Plusieurs rassemblements ont eu lieu lundi 15 juin 2026 en France pour dénoncer l’insuffisance des moyens judiciaires face aux violences sexuelles, à la suite de la mort de Lyhanna, une collégienne de 11 ans. Selon RFI, la jeune fille aurait été enlevée et tuée par un individu déjà connu des services de police pour des faits de pédocriminalité. Des manifestations se sont organisées devant plusieurs tribunaux, ainsi qu’à Paris, devant le ministère de la Justice, afin d’exiger l’adoption d’une « loi intégrale » dédiée à la protection des femmes et des enfants contre ces violences.
Ce qu'il faut retenir
- Lyhanna, 11 ans, aurait été enlevée et tuée par un homme déjà signalé pour des faits de pédocriminalité.
- Des rassemblements ont eu lieu lundi 15 juin 2026 devant plusieurs tribunaux et devant le ministère de la Justice à Paris.
- Les manifestants réclament une « loi intégrale » renforçant la lutte contre les violences faites aux femmes et aux enfants.
- Ces mobilisations interviennent quelques jours seulement après le drame, révélant une émotion nationale persistante.
Un drame qui relance le débat sur la protection des mineurs
Le cas de Lyhanna, collégienne de 11 ans, a profondément ému l’opinion publique après son enlèvement et sa mort, survenus dans des circonstances particulièrement violentes. Selon les informations rapportées par RFI, l’individu mis en cause avait déjà fait l’objet de signalements pour des faits de pédocriminalité avant ce drame. Ce contexte a exacerbé les critiques envers les failles du système judiciaire et les lacunes dans la prise en charge des victimes potentielles.
Les manifestations organisées devant les tribunaux et devant le ministère de la Justice à Paris reflètent une mobilisation citoyenne exigeant des mesures concrètes. Autant dire que la colère des manifestants vise non seulement les dysfonctionnements judiciaires, mais aussi l’absence d’une législation globale et cohérente pour lutter contre ces violences.
Une « loi intégrale » au cœur des revendications
Les rassemblements de lundi soir s’inscrivent dans la continuité d’une série de mobilisations réclamant une refonte du cadre juridique.
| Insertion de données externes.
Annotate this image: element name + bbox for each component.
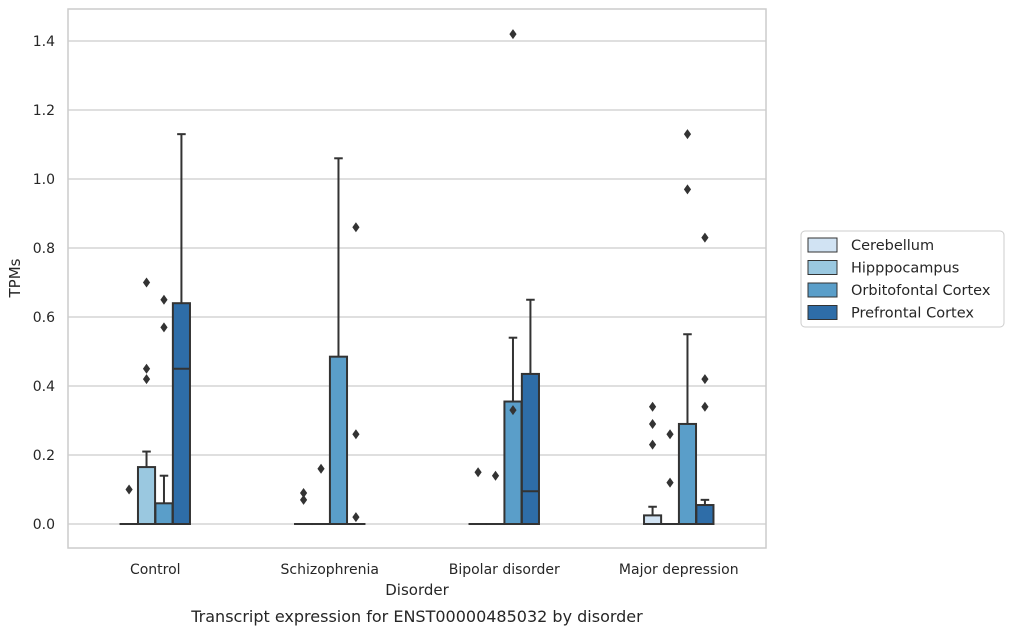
outlier-point — [160, 322, 168, 333]
box-group — [136, 277, 157, 526]
box-group — [643, 401, 663, 525]
outlier-point — [142, 277, 151, 288]
outlier-point — [299, 487, 308, 498]
y-axis-ticks: 0.0 0.2 0.4 0.6 0.8 1.0 1.2 1.4 — [33, 34, 55, 533]
x-tick-label: Bipolar disorder — [449, 562, 560, 578]
legend-label: Hipppocampus — [851, 261, 959, 277]
y-tick-label: 1.4 — [33, 34, 55, 50]
outlier-point — [125, 484, 133, 495]
outlier-point — [648, 439, 657, 450]
outlier-point — [160, 294, 168, 305]
outlier-point — [299, 494, 308, 505]
box — [520, 372, 540, 525]
legend-swatch — [807, 260, 838, 275]
chart-caption: Transcript expression for ENST0000048503… — [190, 607, 643, 626]
legend-swatch — [807, 305, 838, 320]
outlier-point — [648, 401, 657, 412]
y-axis-title: TPMs — [6, 258, 24, 298]
outlier-point — [666, 477, 674, 488]
legend-label: Cerebellum — [851, 238, 934, 254]
outlier-point — [683, 184, 692, 195]
outlier-point — [666, 429, 674, 440]
y-tick-label: 0.0 — [33, 517, 55, 533]
box — [677, 422, 698, 526]
outlier-point — [317, 463, 325, 474]
box-group — [328, 157, 349, 525]
outlier-point — [683, 129, 692, 140]
box-group — [154, 294, 174, 525]
y-tick-label: 0.8 — [33, 241, 55, 257]
box-group — [520, 298, 540, 525]
outlier-point — [142, 363, 151, 374]
x-tick-label: Schizophrenia — [281, 562, 379, 578]
outlier-point — [701, 401, 709, 412]
outlier-point — [648, 418, 657, 429]
box — [695, 504, 715, 525]
legend-label: Prefrontal Cortex — [851, 306, 974, 322]
box-series — [119, 29, 715, 526]
y-tick-label: 1.0 — [33, 172, 55, 188]
y-tick-label: 1.2 — [33, 103, 55, 119]
legend-swatch — [807, 237, 838, 253]
y-tick-label: 0.2 — [33, 448, 55, 464]
outlier-point — [142, 374, 151, 385]
box-group — [677, 129, 698, 526]
box — [643, 514, 663, 525]
box — [154, 502, 174, 525]
outlier-point — [509, 29, 517, 40]
box-group — [171, 133, 191, 526]
legend-label: Orbitofontal Cortex — [851, 283, 991, 299]
outlier-point — [491, 470, 500, 481]
x-axis-title: Disorder — [385, 581, 449, 599]
plot-frame — [67, 8, 767, 549]
box-group — [346, 222, 366, 526]
outlier-point — [474, 467, 482, 478]
x-tick-label: Major depression — [619, 562, 739, 578]
box-group — [695, 232, 715, 525]
box — [503, 400, 523, 525]
outlier-point — [352, 222, 360, 233]
box — [136, 466, 157, 526]
legend: Cerebellum Hipppocampus Orbitofontal Corte… — [800, 230, 1005, 328]
box — [171, 302, 191, 526]
y-tick-label: 0.6 — [33, 310, 55, 326]
x-axis-ticks: Control Schizophrenia Bipolar disorder Majo… — [130, 562, 739, 578]
legend-swatch — [807, 282, 838, 298]
outlier-point — [701, 232, 709, 243]
outlier-point — [352, 429, 360, 440]
x-tick-label: Control — [130, 562, 181, 578]
y-tick-label: 0.4 — [33, 379, 55, 395]
box — [328, 355, 349, 525]
outlier-point — [509, 405, 517, 416]
legend-box — [800, 230, 1005, 328]
outlier-point — [352, 512, 360, 523]
outlier-point — [701, 374, 709, 385]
Selon RFI, les manifestants demandent notamment que soit adoptée une « loi intégrale » spécifiquement dédiée à la protection des femmes et des enfants contre les violences sexuelles. Cette loi devrait, selon les revendications, renforcer les moyens alloués à la justice, faciliter les signalements et améliorer la prise en charge des victimes.
Bref, l’objectif affiché est de combler les lacunes actuelles en matière de prévention, de répression et de protection. Les organisateurs de ces rassemblements ont insisté sur la nécessité d’agir rapidement, alors que des affaires similaires continuent de défrayer la chronique.
Un contexte national marqué par une montée des violences sexuelles
Ces mobilisations surviennent alors que la France fait face à une augmentation des signalements de violences sexuelles, notamment envers les mineurs. Selon les dernières données disponibles, plus de 200 000 cas de violences sexuelles ont été recensés en 2025, un chiffre en hausse de 12 % par rapport à l’année précédente. Face à cette situation, les associations et les familles de victimes réclament depuis des années une réponse politique forte et coordonnée.
Les manifestants rappellent que, sans une loi ambitieuse, les dispositifs existants restent insuffisants. Ils citent notamment les délais excessifs pour obtenir un jugement, les taux de classement sans suite trop élevés, et l’insuffisance des moyens alloués aux enquêtes.
En attendant, les mobilisations pourraient se poursuivre dans les semaines à venir, notamment à l’approche de l’examen du texte. Les familles de victimes, elles, maintiennent la pression pour que justice soit rendue et que plus aucun enfant ne soit victime de tels drames.
Les manifestants réclament notamment un renforcement des moyens alloués à la justice pour traiter plus rapidement les affaires de violences sexuelles, une simplification des procédures de signalement pour les victimes, et une meilleure prise en charge psychologique et sociale des mineurs victimes. Ils demandent aussi des sanctions plus lourdes contre les auteurs de ces violences, ainsi que des campagnes de prévention renforcées dans les établissements scolaires.